Fed's hawks make a pitch against a rate-hike pause
May 18 (Reuters) - U.S. inflation does not look like it is cooling fast enough to allow the Federal Reserve to hit pause on the interest-rate hike campaign it began more than a year ago, two Fed policymakers said on Thursday.
The remarks, from Dallas Federal Reserve Bank President Lorie Logan and St. Louis Fed President James Bullard, appear to represent a minority hawkish view at the Fed, but one that has gained ground in the runup to the Fed's next meeting, on June 13-14.
On Thursday, rate-futures markets reflected a one-in-three chance of a June rate hike, compared with a one-in-10-chance seen a week ago. The Fed has lifted borrowing costs at each meeting since March 2022, bringing them from near zero to a 5.00-5.25% range as of early this month.
Fed Governor and vice chair nominee Philip Jefferson, also speaking on Thursday, said that while progress on inflation is slowing, it is still too early for the full impact of those rapid rate increases to be fully felt.
It's a view that Fed Chair Jerome Powell has also sketched out as a reason to potentially take a break from rate hikes next month while policymakers assess those lagged effects. He and others have also noted the potential for recent bank stress to further slow the economy by tightening credit conditions and squeezing lending.
Powell is scheduled to speak on Friday and investors anticipate he will update those views in light of what has arguably been mixed economic data since the Fed last met in early May.
Consumer price inflation, for instance, edged down to a 4.9% annual pace in April but is still far above the Fed's 2% goal. Hiring has slowed, but unemployment at 3.4% is at its lowest since 1969.
Bank stress meanwhile appears to have been concentrated in a few regional banks and is not broadly impacting financial institutions with anything like the intensity in the immediate aftermath of the runs on Silicon Valley Bank and Signature Bank that led to their collapse in March.
Jefferson did not lay out an explicit case for what the Fed should do in June.
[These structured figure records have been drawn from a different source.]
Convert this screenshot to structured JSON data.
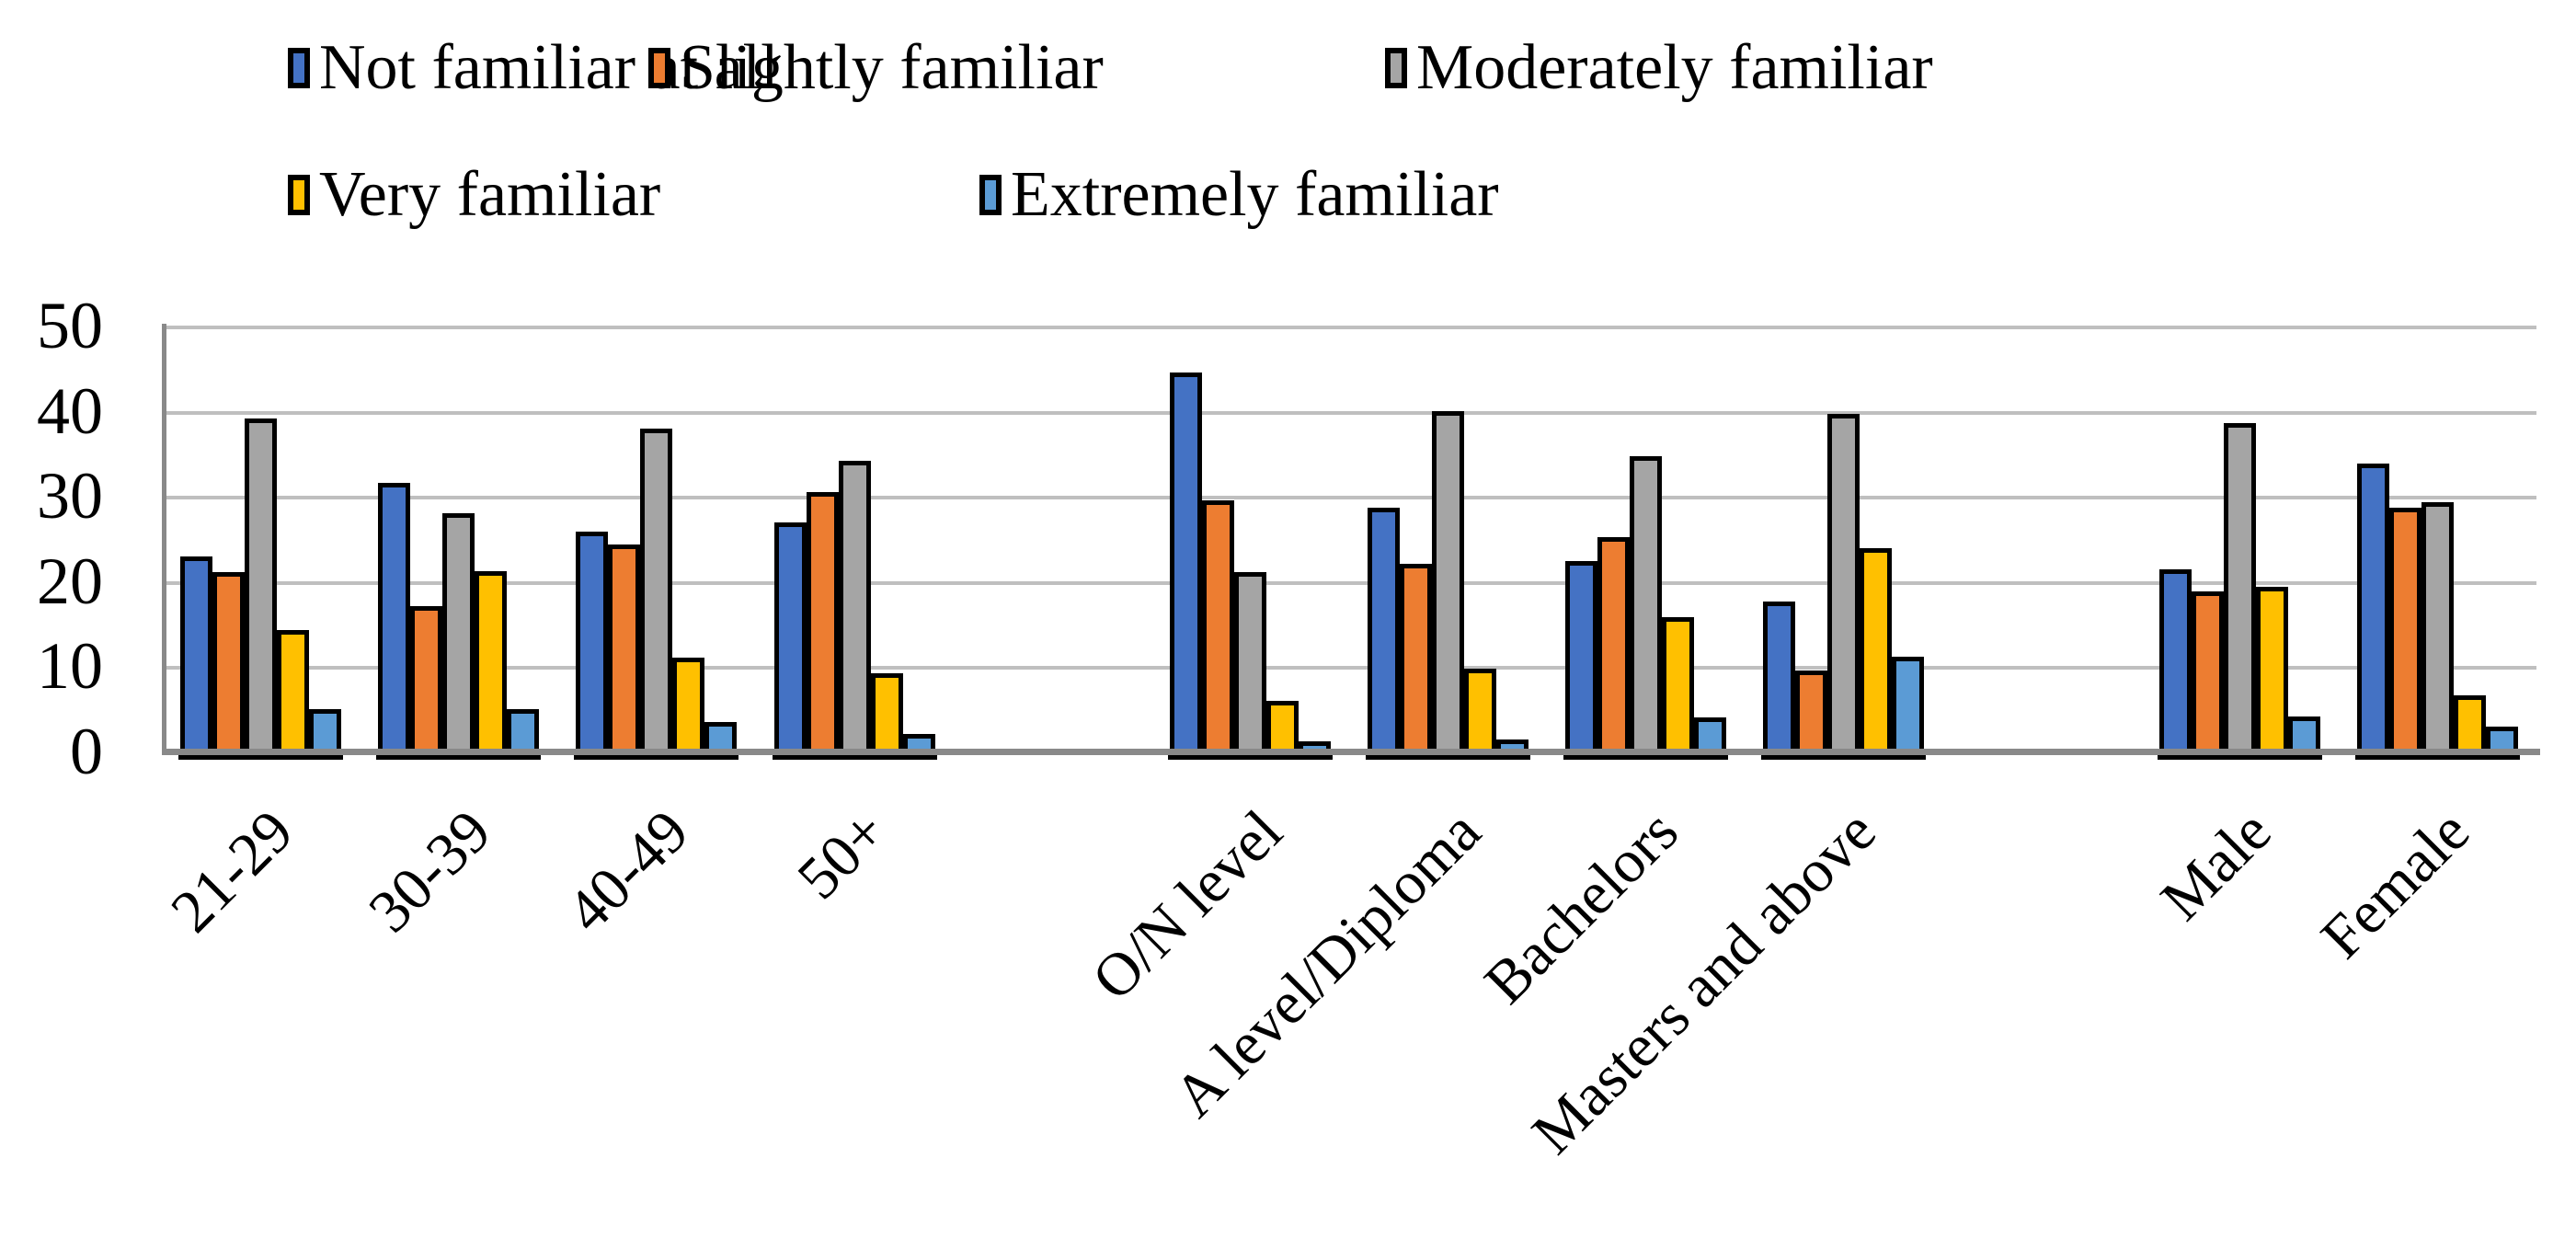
{
  "chart_data": {
    "type": "bar",
    "title": "",
    "xlabel": "",
    "ylabel": "",
    "ylim": [
      0,
      50
    ],
    "yticks": [
      0,
      10,
      20,
      30,
      40,
      50
    ],
    "grid": "horizontal",
    "gridline_color": "#BFBFBF",
    "axis_color": "#898989",
    "bar_border_color": "#000000",
    "legend_position": "top-left, two rows",
    "legend_rows": [
      [
        "Not familiar at all",
        "Slightly familiar",
        "Moderately familiar"
      ],
      [
        "Very familiar",
        "Extremely familiar"
      ]
    ],
    "categories": [
      {
        "label": "21-29",
        "slot": 0,
        "section": "age"
      },
      {
        "label": "30-39",
        "slot": 1,
        "section": "age"
      },
      {
        "label": "40-49",
        "slot": 2,
        "section": "age"
      },
      {
        "label": "50+",
        "slot": 3,
        "section": "age"
      },
      {
        "label": "O/N level",
        "slot": 5,
        "section": "education"
      },
      {
        "label": "A level/Diploma",
        "slot": 6,
        "section": "education"
      },
      {
        "label": "Bachelors",
        "slot": 7,
        "section": "education"
      },
      {
        "label": "Masters and above",
        "slot": 8,
        "section": "education"
      },
      {
        "label": "Male",
        "slot": 10,
        "section": "gender"
      },
      {
        "label": "Female",
        "slot": 11,
        "section": "gender"
      }
    ],
    "series": [
      {
        "name": "Not familiar at all",
        "color": "#4472C4",
        "values": [
          22.4,
          31.0,
          25.3,
          26.4,
          43.9,
          28.1,
          21.8,
          17.1,
          20.8,
          33.3
        ]
      },
      {
        "name": "Slightly familiar",
        "color": "#ED7D31",
        "values": [
          20.5,
          16.5,
          23.8,
          29.9,
          28.9,
          21.5,
          24.6,
          9.0,
          18.3,
          28.1
        ]
      },
      {
        "name": "Moderately familiar",
        "color": "#A5A5A5",
        "values": [
          38.5,
          27.4,
          37.4,
          33.6,
          20.5,
          39.4,
          34.1,
          39.1,
          38.0,
          28.7
        ]
      },
      {
        "name": "Very familiar",
        "color": "#FFC000",
        "values": [
          13.7,
          20.6,
          10.5,
          8.6,
          5.4,
          9.2,
          15.2,
          23.3,
          18.8,
          6.0
        ]
      },
      {
        "name": "Extremely familiar",
        "color": "#5B9BD5",
        "values": [
          4.4,
          4.4,
          2.9,
          1.5,
          0.7,
          0.9,
          3.5,
          10.6,
          3.6,
          2.4
        ]
      }
    ]
  }
}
However, his embrace of the idea that there is still a lot of policy tightening in the pipeline suggests he could be comfortable with a pause.
Dallas Fed's Logan had the opposite presumption.
"The data in coming weeks could yet show that it is appropriate to skip a meeting," she told the Texas Bankers Association in San Antonio. "As of today, though, we aren’t there yet."
And though inflation is down from last year's peaks and the economy overall is less out of balance than it had been, she said, "we haven’t yet made the progress we need to make" on inflation.
Speaking to the Financial Times, St. Louis Fed President James Bullard said the slow pace of progress on inflation "may warrant taking out some insurance by raising rates somewhat more to make sure that we really do get inflation under control."
Both Bullard and Logan said they remain open-minded about what to do in June.